Causa das mutações genéticas
Para justificar a existência do novo tubarão e, consequentemente, de uma nova espécie, os cientistas do filme Sob as Águas do Sena defendem um acúmulo de mutações genéticas associadas aos novos comportamentos. Inclusive, esses animais atacam mais facilmente os humanos, são mais violentos e crescem muito mais que o esperado.
Como acelerador do processo evolutivo e das mutações, estão os níveis alarmantes de plásticos nos oceanos. A criatura que invadiu Paris foi originalmente vista em meio a uma ilha de plástico no oceano.
Até o momento, “não existem evidências” ligando os plásticos dos oceanos com mutações nos tubarões, comenta o especialista. Por outro lado, é conhecido que os fenóis são um componente do plástico com impacto na saúde. “É possível que tenham um efeito mutagênico”, sugere Argemi.
Modo de reprodução dos tubarões
Talvez, um dos pontos mais aterrorizantes do filme é o momento em que a bióloga da vida marinha Sophia (Bérénice Bejo) e o membro das forças armadas Adil (Nassim Si Ahmed) descobrem que não existe apenas um tubarão, mas, sim, um pequeno exército dessas criaturas.
A resposta para essa proliferação sem precedentes de tubarões nas águas do Sena está na capacidade de partenogênese desses animais. É a reprodução assexuada, sem a fecundação de gametas, na qual as fêmeas podem gerar clones.

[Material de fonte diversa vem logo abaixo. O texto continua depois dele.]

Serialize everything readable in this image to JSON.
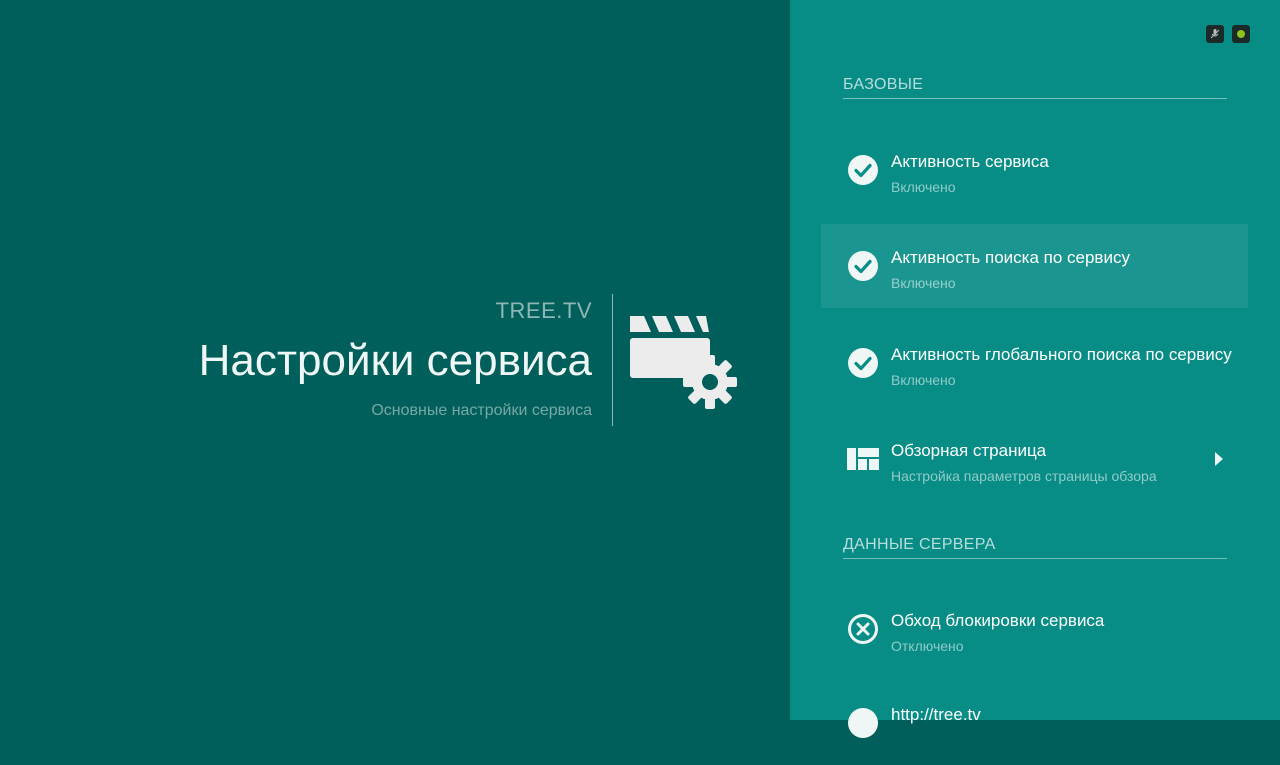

De fato, Argemi afirma que isso pode ocorrer e já foi documentado para a espécie do tubarão-martelo (Sphyrna spp.). “É uma estratégia reprodutiva para manter a espécie. O problema é que, em caso de alteração [positiva ou negativa nos genes], ela será passada para os filhotes e pode trazer problemas no futuro da espécie”, complementa.
Balanço de Sob as Águas do Sena
No balanço geral do novo filme da Netflix com direção de Xavier Gens, há muito mais ficção do que realidades possíveis ao longo da trama. No entanto, um ponto em que a história está completamente certa é na importância da preservação dos tubarões nos oceanos. Aqui, não estamos falando da criação de tubarões em rios na cidade.
“Os tubarões mantêm o balanço [e o equilíbrio] nas populações de peixes no ambiente marinho”, lembra o biólogo Argemi. Afinal, eles estão no topo da cadeia alimentar dos oceanos. No entanto, a pesca predatória, a poluição dos mares e a perda de habitat colocam diferentes espécies em risco.
Então, apesar dos inúmeros equívocos, a ativista Mika (Léa Léviant) tinha alguma razão, nos primeiros minutos do filme, em defender a existência do tubarão.